Even back then, she was a right pretty little thing, with shining black hair and brown eyes, gentle they were, like a doe’s. Seemed a shame, really, that she had to come into the mills like the rest of us. Because that was the thing with Rachael. Everyone who looked at her saw something in her. Something good. Something special. Me, though? When I looked at her, I saw a friend. Maybe even more than that. She was like the little sister my Ma never got a chance to give me.
But she wasn’t made for the factories, Rachael. I remember one of the first things I had to tell her was to make sure she kept her hair well back and under her cap. Her hair was lovely, mind. Her Ma must have spent an age brushing her hair to make it shine like that. When I looked at her hair, something twisted inside me, like I hated her for having what I could not. My hair never shone like hers did, but then, she still had her Ma and mine was long turned to dust in the ground. Still, the thought of her hair getting caught in the machinery of the power looms was not to be borne, so I telt her to keep it right back. It wasn’t no idle warning, neither. I’d seen it happen once, to some poor girl, half-asleep in the heat of the mill, her cap falling off her head, her hair getting tangled up.
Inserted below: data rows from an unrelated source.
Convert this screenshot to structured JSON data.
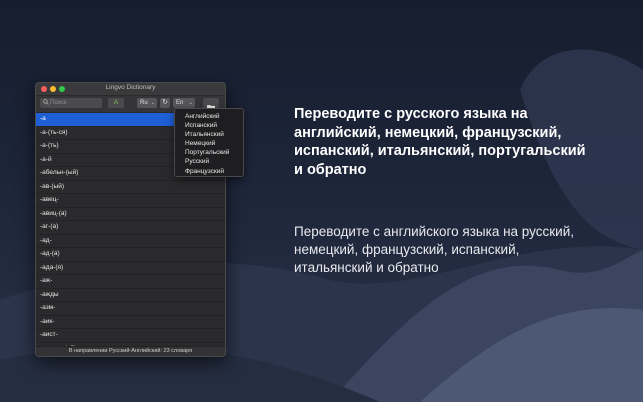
{
  "window": {
    "title": "Lingvo Dictionary",
    "search_placeholder": "Поиск",
    "a_button": "A",
    "source_lang": "Ru",
    "target_lang": "En",
    "status": "В направлении Русский-Английский: 23 словаря"
  },
  "entries": [
    "-а",
    "-а-(ть-ся)",
    "-а-(ть)",
    "-а-й",
    "-абельн-(ый)",
    "-ав-(ый)",
    "-авец-",
    "-авиц-(а)",
    "-аг-(а)",
    "-ад-",
    "-ад-(а)",
    "-ада-(я)",
    "-аж-",
    "-ажды",
    "-азм-",
    "-аик-",
    "-аист-",
    "-аическ-(ий)"
  ],
  "language_menu": [
    "Английский",
    "Испанский",
    "Итальянский",
    "Немецкий",
    "Португальский",
    "Русский",
    "Французский"
  ],
  "promo": {
    "heading": "Переводите с русского языка на английский, немецкий, французский, испанский, итальянский, португальский и обратно",
    "subtext": "Переводите с английского языка на русский, немецкий, французский, испанский, итальянский и обратно"
  },
  "colors": {
    "accent": "#1f5fd6",
    "background": "#1c2438"
  }
}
Ripped the hair right off her head. She screamed something fierce, and the blood…. Well, it’s not something you forget in a hurry. I still see that poor girl in my nightmares sometimes. She died not long after. I always remember her, though I can’t for the life of me remember her name now. But what does her name matter now? She is just another forgotten factory hand, like the rest of us will be one day.
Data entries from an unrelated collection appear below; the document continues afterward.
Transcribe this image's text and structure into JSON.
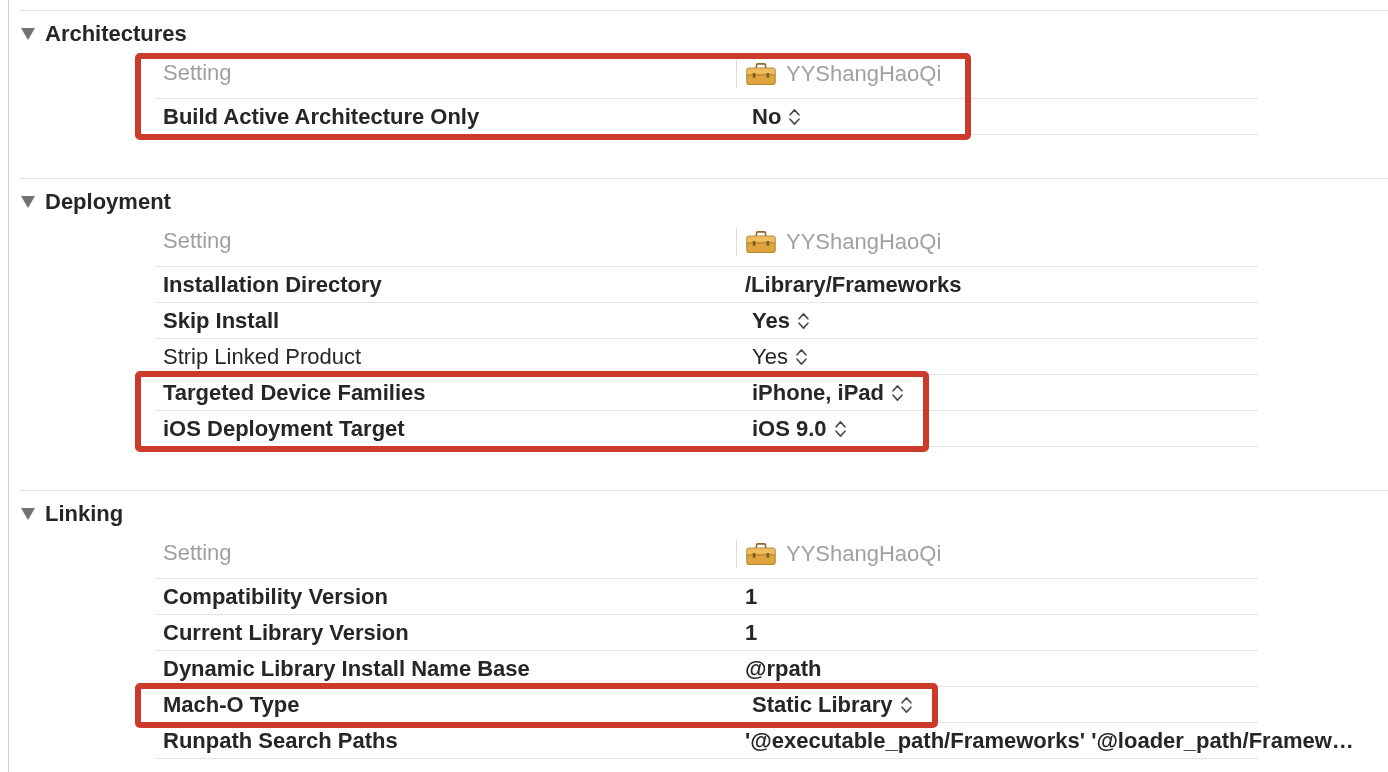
{
  "sections": [
    {
      "title": "Architectures",
      "expanded": true,
      "header": {
        "setting_label": "Setting",
        "target": "YYShangHaoQi",
        "highlighted": true
      },
      "rows": [
        {
          "label": "Build Active Architecture Only",
          "value": "No",
          "kind": "popup",
          "customized": true,
          "highlighted": true
        }
      ]
    },
    {
      "title": "Deployment",
      "expanded": true,
      "header": {
        "setting_label": "Setting",
        "target": "YYShangHaoQi",
        "highlighted": false
      },
      "rows": [
        {
          "label": "Installation Directory",
          "value": "/Library/Frameworks",
          "kind": "text",
          "customized": true,
          "highlighted": false
        },
        {
          "label": "Skip Install",
          "value": "Yes",
          "kind": "popup",
          "customized": true,
          "highlighted": false
        },
        {
          "label": "Strip Linked Product",
          "value": "Yes",
          "kind": "popup",
          "customized": false,
          "highlighted": false
        },
        {
          "label": "Targeted Device Families",
          "value": "iPhone, iPad",
          "kind": "popup",
          "customized": true,
          "highlighted": true
        },
        {
          "label": "iOS Deployment Target",
          "value": "iOS 9.0",
          "kind": "popup",
          "customized": true,
          "highlighted": true
        }
      ]
    },
    {
      "title": "Linking",
      "expanded": true,
      "header": {
        "setting_label": "Setting",
        "target": "YYShangHaoQi",
        "highlighted": false
      },
      "rows": [
        {
          "label": "Compatibility Version",
          "value": "1",
          "kind": "text",
          "customized": true,
          "highlighted": false
        },
        {
          "label": "Current Library Version",
          "value": "1",
          "kind": "text",
          "customized": true,
          "highlighted": false
        },
        {
          "label": "Dynamic Library Install Name Base",
          "value": "@rpath",
          "kind": "text",
          "customized": true,
          "highlighted": false
        },
        {
          "label": "Mach-O Type",
          "value": "Static Library",
          "kind": "popup",
          "customized": true,
          "highlighted": true
        },
        {
          "label": "Runpath Search Paths",
          "value": "'@executable_path/Frameworks' '@loader_path/Framew…",
          "kind": "text",
          "customized": true,
          "highlighted": false
        }
      ]
    }
  ]
}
The lesson of that girl stayed with me, though, how could it not? That’s why I had to tell Rachael to be mindful of that hair of hers. Now though, when I look back, I wish that I had kept my fool mouth shut. Maybe if I had let her figure it out for herself, I could have saved myself a whole lot of bother. I mean, knowing what I know now, I should have just left her to get on with it, let fate take a chance on Rachael and her damned hair. Because looking back with my eyes full of everything that has happened since, I think I could have borne to see the loom grab hold of Rachael and spit her out the other side, stripped of everything that made her beautiful, everything that made men desire her. Because Lord how the men seemed to want her. Men like my brother. And men like my husband.